As part of its most extensive agenda to date, the new Diamond Star Town Council approved negotiating a formal agreement with the Star Valley Southern Baptist Church to use its building as an interim town hall.
"The Baptist Church in Star Valley made us an offer to let us use their facility and give us office space," Vice Mayor Randy White, who chairs that committee, said. "I took a couple of the committee members and went over and looked at it and it looks like it will work."
The church, which has served as an election polling place for years, has a public address system and more than adequate parking.
"They can't rent it to us because of their nonprofit status," White said, "so the town will probably make some kind of a donation just to offset the use of the building."
Gila County has also offered the new town land and/or office space.
"We'll put that on the back burner and think of it as a more permanent-temporary town hall," White said. "The church knows this is something we're just looking at for six months to a year."
White said the next cheapest facility would have cost the town about $750 per month, and he anticipates donating about $300 per month to the Baptist Church.
"We don't have to do any remodeling," he said. "The other places would have required some remodeling.
"It's very quick. I would say we could be in there in a couple of weeks."
The council also authorized two ballot questions for the March 14 election:
- To authorize the town to construct or acquire a public utility.
"It would allow us to form a water department, which would allow us to buy or condemn a water company," White said. "It gives us almost complete control (of water) at some point."

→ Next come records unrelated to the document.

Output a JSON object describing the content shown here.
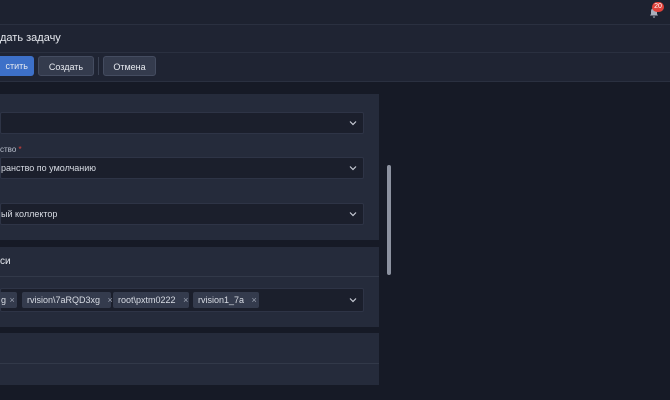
{
  "header": {
    "notifications_count": "20"
  },
  "titlebar": {
    "title": "дать задачу"
  },
  "toolbar": {
    "run_label": "стить",
    "create_label": "Создать",
    "cancel_label": "Отмена"
  },
  "form": {
    "field1": {
      "value": ""
    },
    "field2": {
      "label": "ство",
      "required_mark": "*",
      "value": "ранство по умолчанию"
    },
    "field3": {
      "value": "ый коллектор"
    }
  },
  "accounts": {
    "heading": "си",
    "tags": [
      {
        "label": "g"
      },
      {
        "label": "rvision\\7aRQD3xg"
      },
      {
        "label": "root\\pxtm0222"
      },
      {
        "label": "rvision1_7a"
      }
    ],
    "remove_glyph": "×"
  },
  "colors": {
    "accent": "#3d70c8",
    "badge": "#e0413a",
    "background": "#161a26",
    "panel": "#252b3b"
  }
}
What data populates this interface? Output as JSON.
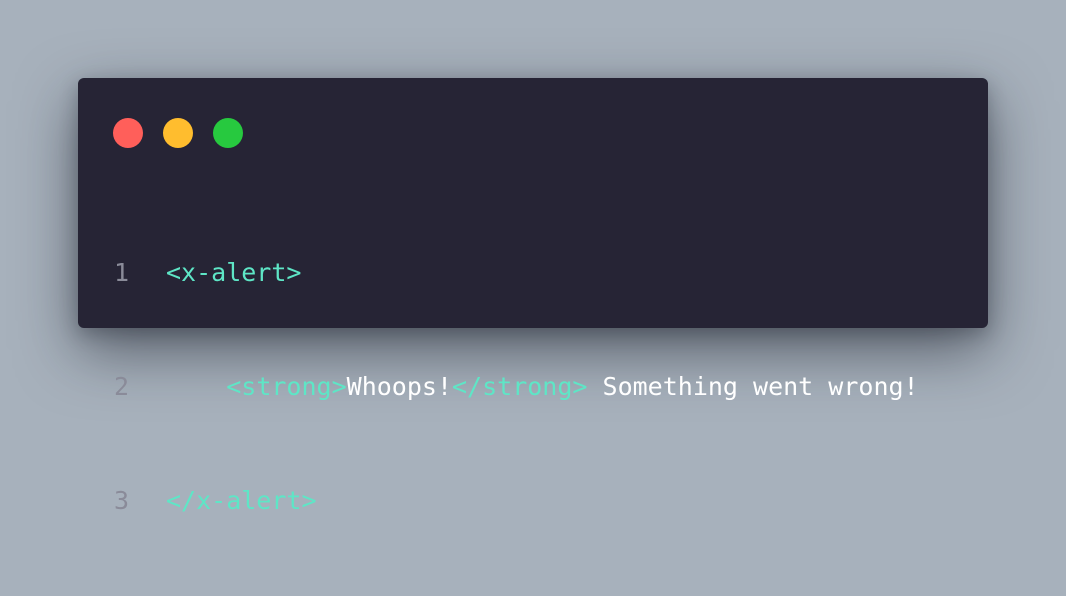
{
  "colors": {
    "background": "#a7b1bc",
    "window": "#262435",
    "close": "#ff5f5a",
    "minimize": "#ffbd2e",
    "maximize": "#27c93f",
    "tag": "#5ee6c6",
    "text": "#ffffff",
    "line_number": "#8a8b99"
  },
  "code": {
    "lines": [
      {
        "number": "1",
        "indent": "",
        "tokens": [
          {
            "type": "tag",
            "text": "<x-alert>"
          }
        ]
      },
      {
        "number": "2",
        "indent": "    ",
        "tokens": [
          {
            "type": "tag",
            "text": "<strong>"
          },
          {
            "type": "text",
            "text": "Whoops!"
          },
          {
            "type": "tag",
            "text": "</strong>"
          },
          {
            "type": "text",
            "text": " Something went wrong!"
          }
        ]
      },
      {
        "number": "3",
        "indent": "",
        "tokens": [
          {
            "type": "tag",
            "text": "</x-alert>"
          }
        ]
      }
    ]
  }
}
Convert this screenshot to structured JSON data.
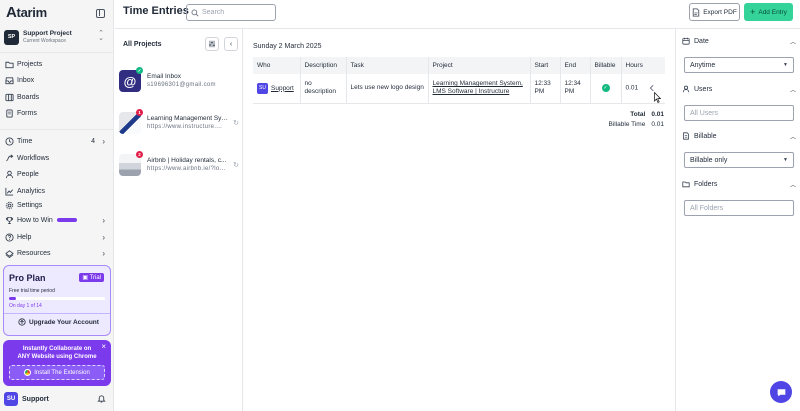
{
  "app": {
    "logo_text": "tarim",
    "logo_mark": "A"
  },
  "workspace": {
    "initials": "SP",
    "name": "Support Project",
    "subtitle": "Current Workspace"
  },
  "nav": {
    "items": [
      {
        "label": "Projects",
        "icon": "folder-icon"
      },
      {
        "label": "Inbox",
        "icon": "inbox-icon"
      },
      {
        "label": "Boards",
        "icon": "boards-icon"
      },
      {
        "label": "Forms",
        "icon": "forms-icon"
      }
    ],
    "time": {
      "label": "Time",
      "count": "4"
    },
    "items2": [
      {
        "label": "Workflows"
      },
      {
        "label": "People"
      },
      {
        "label": "Analytics"
      },
      {
        "label": "Settings"
      }
    ],
    "how_to_win": "How to Win",
    "help": "Help",
    "resources": "Resources"
  },
  "pro_card": {
    "title": "Pro Plan",
    "badge": "Trial",
    "subtitle": "Free trial time period",
    "progress_fraction": 0.07,
    "day_text": "On day 1 of 14",
    "upgrade": "Upgrade Your Account"
  },
  "extension_card": {
    "line1": "Instantly Collaborate on",
    "line2": "ANY Website using Chrome",
    "button": "Install The Extension"
  },
  "user": {
    "initials": "SU",
    "name": "Support"
  },
  "header": {
    "title": "Time Entries",
    "search_placeholder": "Search",
    "export_label": "Export PDF",
    "add_label": "Add Entry"
  },
  "projects_panel": {
    "title": "All Projects",
    "items": [
      {
        "name": "Email Inbox",
        "url": "s19696301@gmail.com",
        "badge": ""
      },
      {
        "name": "Learning Management Sys...",
        "url": "https://www.instructure....",
        "badge": "1"
      },
      {
        "name": "Airbnb | Holiday rentals, c...",
        "url": "https://www.airbnb.ie/?lo...",
        "badge": "2"
      }
    ]
  },
  "entries": {
    "date_heading": "Sunday 2 March 2025",
    "columns": [
      "Who",
      "Description",
      "Task",
      "Project",
      "Start",
      "End",
      "Billable",
      "Hours"
    ],
    "rows": [
      {
        "who_initials": "SU",
        "who": "Support",
        "description_line1": "no",
        "description_line2": "description",
        "task": "Lets use new logo design",
        "project_line1": "Learning Management System,",
        "project_line2": "LMS Software | Instructure",
        "start_line1": "12:33",
        "start_line2": "PM",
        "end_line1": "12:34",
        "end_line2": "PM",
        "billable": true,
        "hours": "0.01"
      }
    ],
    "total_label": "Total",
    "total_value": "0.01",
    "billable_label": "Billable Time",
    "billable_value": "0.01"
  },
  "filters": {
    "date": {
      "label": "Date",
      "value": "Anytime"
    },
    "users": {
      "label": "Users",
      "placeholder": "All Users"
    },
    "billable": {
      "label": "Billable",
      "value": "Billable only"
    },
    "folders": {
      "label": "Folders",
      "placeholder": "All Folders"
    }
  },
  "colors": {
    "accent": "#7c3aed",
    "add_button": "#34d399",
    "avatar": "#4f46e5",
    "billable": "#10b981"
  }
}
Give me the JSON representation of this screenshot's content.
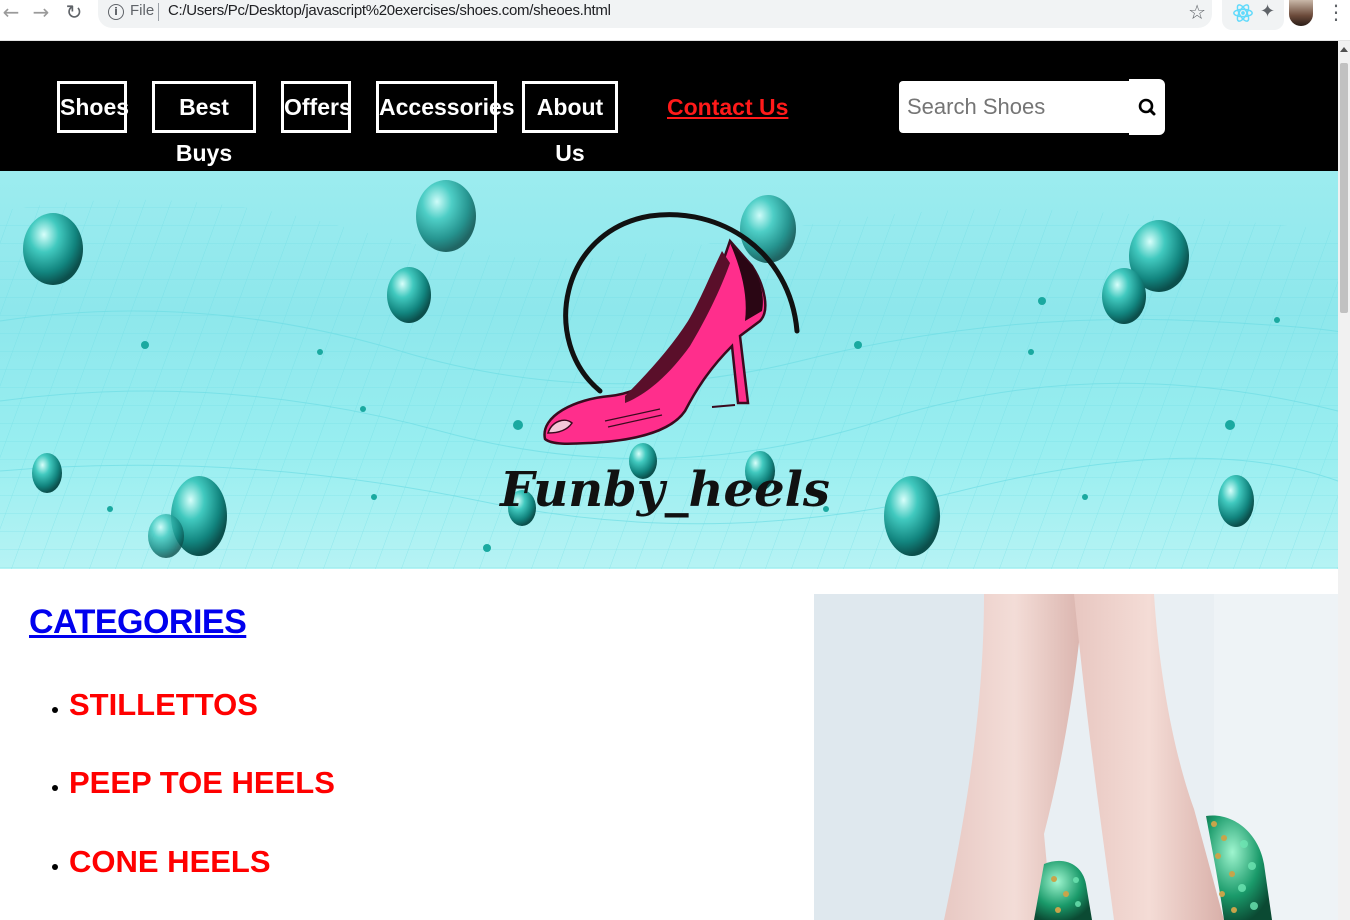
{
  "browser": {
    "scheme_label": "File",
    "url": "C:/Users/Pc/Desktop/javascript%20exercises/shoes.com/sheoes.html"
  },
  "nav": {
    "items": [
      {
        "label": "Shoes"
      },
      {
        "label": "Best Buys"
      },
      {
        "label": "Offers"
      },
      {
        "label": "Accessories"
      },
      {
        "label": "About Us"
      }
    ],
    "contact_label": "Contact Us"
  },
  "search": {
    "placeholder": "Search Shoes",
    "icon": "search-icon"
  },
  "banner": {
    "brand": "Funby_heels",
    "logo_icon": "high-heel-shoe",
    "colors": {
      "background": "#94e9ee",
      "shoe": "#ff2e8c",
      "ink": "#111111"
    }
  },
  "categories": {
    "title": "CATEGORIES",
    "items": [
      {
        "label": "STILLETTOS"
      },
      {
        "label": "PEEP TOE HEELS"
      },
      {
        "label": "CONE HEELS"
      }
    ]
  },
  "colors": {
    "nav_bg": "#000000",
    "nav_text": "#ffffff",
    "contact": "#ff1a1a",
    "category_title": "#0000ee",
    "category_item": "#ff0000"
  }
}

Town attorney Fredda Bisman agreed.
"Potentially it does," she said.
However local developer G. Michael Horton, who attended the meeting, said voters need to ask some questions.
"One is what is the public utility?" he said. "It's a carte blanche and that strikes me as odd.
"They have no source of revenue. What is their bonding capacity?
"How are they going to pay for it? Bonds? Property taxes? Some type of assessment?"
- To change the name of the town to Star Valley.
"We sent it over to Gila County and their position was that they didn't have any authority, so we thought, ‘Let's take it to the voters to be sure we get this done right,'" Bisman said.
White said the voters' decision would be final.
"We're covering ground that has never been covered in the state, so we think the most legal thing to do is to put it on the ballot and let the people vote on it," White said. "However that turns out, we're going to drive on it."
The council also agreed to hire LFR Consultants to begin monitoring private wells in Diamond Star "to determine if water exportation is having an effect on existing ground water."
The Payson Town Council had previously authorized a safe yield study of the area as well.
"We told them, ‘Yes, go right ahead and do it,'" White said.
Horton, whose pipeline would take Star Valley water to Payson, questioned why the town is spending money to hire LFR when the town of Payson will perform the same study for free.
"Really, by us putting in a monitoring system, if the people from Payson say this is what's happening, we should look at our records and it should mirror theirs," White said. "That's all we want to do."
Although council members wouldn't call it a direct response to several mailings by an anonymous organization called CART (Citizens Against Raising Taxes), the council voted to send a letter to residents apprising them of the new town's progress to date.
"The CART letter was not brought up, as such," White said. "It was more of an informative thing.
"People come into the business (Phil White Ford) to talk to me wanting to get information. A lot of people don't get to our meetings.
"(Councilors) Chuck Heron and Art (Lloyd) are just going to go back through the minutes and say, ‘This is what we did here and this is what we did there.' Also they'll touch on the future things that need to be done."
Town Clerk Diane McDaniel said she is meeting with Horton because he wants to circulate petitions calling for a referendum on the town's recent decision to impose a 2 percent sales tax.
"That means he doesn't think we should have a 2 percent sales tax or even a tax code," she said. "That is my understanding."
Bisman said it doesn't matter that Horton doesn't live in Diamond Star, although he does have to get the signatures of registered Diamond Star voters.
Horton said he would put out a press release when his initiative is ready.